I giovani dai 20 ai 40 anni amano vivere nei centri urbani, ma coltivano l’ispirazione di una vita bucolica. Non sorprende perciò che il verde si stia diffondendo in città nelle forme più svariate. — Mélanie Haab

Cédric Ribeiro vive in due universi paralleli: in uno, gli amici, il lavoro di contabile, il dopolavoro e le serate in compagnia, nell’altro, le galline, le oche e le anatre.



Il 25enne ginevrino è un cittadino doc, ma si è appassionato da bambino agli animali di bassa corte, durante le vacanze a casa del nonno in Portogallo. Sei anni fa, durante una passeggiata, è capitato per caso in una fattoria a Carouge, vicino a Ginevra, e si è fatto spiegare i segreti del mestiere. Dato che il suo compleanno cadeva poco dopo, i membri dell’associazione Basse-cour carougeoise gli hanno regalato un manuale di buone pratiche per l’allevamento di galline.
Cédric Ribeiro rappresenta perfettamente il paradosso della sua generazione: i 20-44enni rappresentano il 41% della popolazione urbana. La metà di loro è single, secondo le statistiche condotte sulle città svizzere. Persone giunte negli agglomerati urbani in cerca di lavoro e che non si immaginano di poterli abbandonare.«Vi vedo due spiegazioni», indica Vincent Kaufmann, professore di sociologia urbana al Politecnico federale di Losanna. «Da un lato, il miglioramento degli spazi urbani e della loro offerta invoglia ad abitare in città. D’altra parte, quando si decide di trasferirsi, attorno ai 30 anni, si è spesso in due e la scelta è perciò frutto di un compromesso».

«

Tre piante e un alveare bastano per dare l’illusione dei campi»
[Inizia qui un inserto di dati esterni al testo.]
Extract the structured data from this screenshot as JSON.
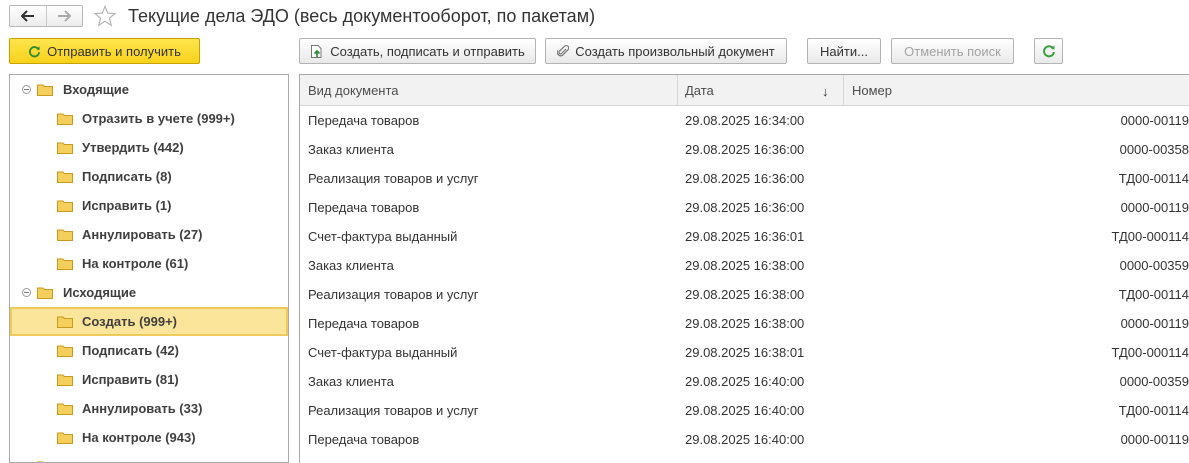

Vincent Kaufmann, sociologo


Giovani legati all’ecologia
La generazione dei 20-44enni è cresciuta nel pieno del dibattito sull’ecologia. È particolarmente legata allo sviluppo sostenibile, anche se non ha avuto contatto con la terra quanto la generazione precedente. Il contenuto dei loro piatti è bio, l’arredamento più rustico, le vacanze le trascorre in agriturismo. «Sono nato in città ma ho bisogno di questa pace alla sera», confessa Cédric Ribeiro, che possiede circa 150 animali, tra polli, anatre e oche. I suoi amici, increduli per la sua passione,  si nutrono delle sue uova per tutto l’anno e non esitano a dargli una mano.«Dedico il mio tempo libero a girare per esposizioni in tutta Europa e incontrare altri allevatori per scambiare patrimoni genetici. I miei polli di razza Orpington hanno già vinto molti concorsi». Bisogna dire che li vizia davvero per preservare questa specie minacciata: nel periodo della riproduzione, ricevono, oltre a chicchi di frumento e mais, carote da lui grattugiate con premura e insalata del supermercato. La sua passione gli costa circa 15mila franchi all’anno. Ha percorso 1400 chilometri per andare a prendere la sua prima protetta a Bergerac, in Francia.

Il sogno del verde
Se la passione di Cédric Ribeiro gli riempie le giornate, per altri l’esigenza di circondarsi di verde spesso si risolve con una fila di vasi di fiori sul balcone. «Tre piante e un alveare bastano per mantenere l’illusione dei campi», afferma il sociologo Vincent Kaufmann. Molti si spingono più in là (vedi i nostri ritratti) e condividono le proprie invenzioni in rete.
Qualsiasi iniziativa è positiva. «I balconi verdi, oltre ad attirare gli sguardi, fanno abbassare la temperatura di una città e permettono di contrastare la canicola», fa notare Natacha Litzistorf, direttrice dell’associazione Equiterre, che fornisce consulenza alle collettività pubbliche.
Un balcone fiorito è sufficiente per nutrire un sogno di verde? Sembrerebbe di sì. Il laboratorio di sociologia urbana del Politecnico federale di Losanna ha appena pubblicato uno studio su Ginevra e Zurigo in cui emerge che i cittadini sono contenti di abitare in città e non vanno in cerca di verde fuori dal centro. Lo stesso studio ha fornito, invece, il risultato opposto per Parigi e Roma. Va detto che in Svizzera, il 74% della popolazione è urbana e le zone verdi rappresentano il 7,5% delle città. «Le nostre città sono più piccole e meno densamente popolate. Vi si trova una grande diversità su piccola scala», sottolinea Vincent Kaufmann.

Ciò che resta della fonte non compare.